Atualizada às 20:12

O Tribunal de Execução de Penas de Lisboa rejeitou o pedido do ex-autarca Isaltino Morais para cumprir o resto da pena em casa, com pulseira eletrónica, disse, esta terça-feira, à agência Lusa fonte judicial.

O ex-presidente da Câmara Municipal de Oeiras, que se encontra no Estabelecimento Prisional da Carregueira (Sintra), completa um ano de prisão em finais de abril deste ano. Isaltino Morais foi condenado pelos crimes de branqueamento de capitais e fraude fiscal.

Ainda como presidente da Câmara Municipal de Oeiras, o ex-autarca foi detido a 24 de abril do ano passado, à porta da edilidade, depois de esgotados todas as possibilidades de recurso, mais de três dezenas de diligências.
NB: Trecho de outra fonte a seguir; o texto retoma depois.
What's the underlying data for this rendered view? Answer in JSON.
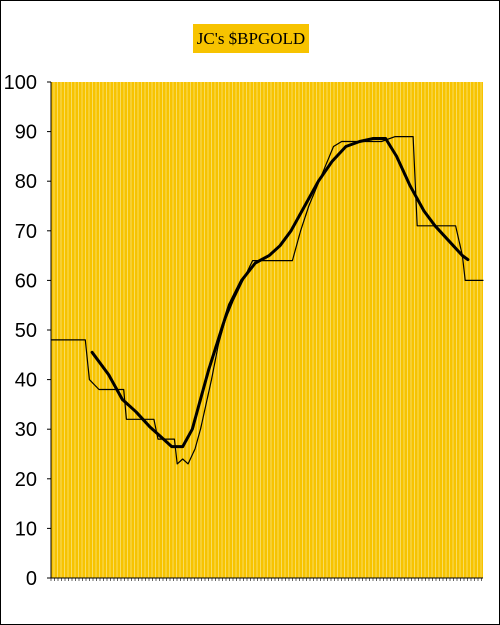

No pedido de Isaltino Morais, o Ministério Público foi a única entidade que deu parecer desfavorável, uma vez que o diretor do Estabelecimento Prisional da Carregueira (EPC), o chefe dos guardas, as técnicas da Reinserção Social da Carregueira e os técnicos da Direção-Geral da Reinserção Social se pronunciaram positivamente.

Ainda como presidente da Câmara Municipal de Oeiras, o ex-autarca foi detido a 24 de abril do ano passado, à porta da edilidade, depois de esgotados todas as possibilidades de recurso, mais de três dezenas.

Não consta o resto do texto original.